The recognition reflects the collective efforts and dedication of thousands of scientists, says IIT-H Director Prof BS Murty
Published Date – 29 April 2025, 06:48 PM

Sangareddy: The Fundamental Physics Breakthrough Prize, a prestigious global award in the field of Physics, has been awarded to Compact Muon Solenoid (CMS) experimental collaboration that had active participation of researchers from Department of Physics at the Indian Institute of Technology-Hyderabad (IIT-H).
Also known as the Fundamental Physics Prize, it is awarded to physicists from theoretical, mathematical, or experimental physics who have made “transformative contributions to fundamental physics and specifically for recent advances”.

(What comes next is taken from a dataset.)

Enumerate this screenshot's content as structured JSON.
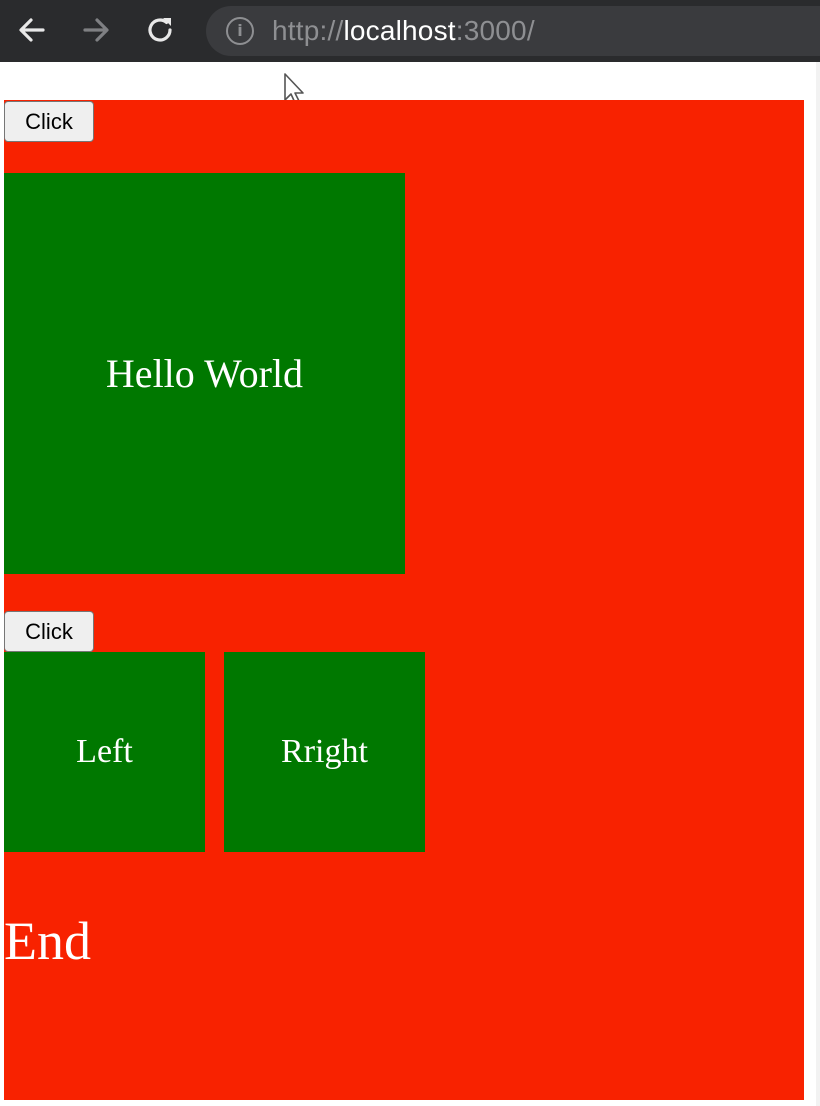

The 2025 Breakthrough Prize has been awarded to the co-authors of publications from the large experimental collaborations based at the Large Hadron Collider at CERN, that is the CMS, ATLAS, ALICE and LHCb experimental collaborations. The prize was awarded to the collaborations for their “detailed measurements of Higgs boson properties confirming the symmetry-breaking mechanism of mass generation, the discovery of new strongly interacting particles, the study of rare processes and matter-antimatter asymmetry, and the exploration of nature at the shortest distances and most extreme conditions at CERN’s Large Hadron Collider.
Dr Saranya Ghosh, Assistant Professor with the Department of Physics at IIT-H, is listed as one of the laureates of the Fundamental Physics Breakthrough Prize 2025 on their webpage as a member of the CMS collaboration.
Elated on the achievement, Dr Saranya Ghosh said it is indeed a proud moment for her and all the members of the experimental collaborations to have received this recognition following years of dedicated effort. IIT-H Director Prof BS Murty said that the recognition reflects the collective efforts and dedication of thousands of scientists, and “I’m especially proud of the growing role India and IIT-H are playing in high-energy physics research”.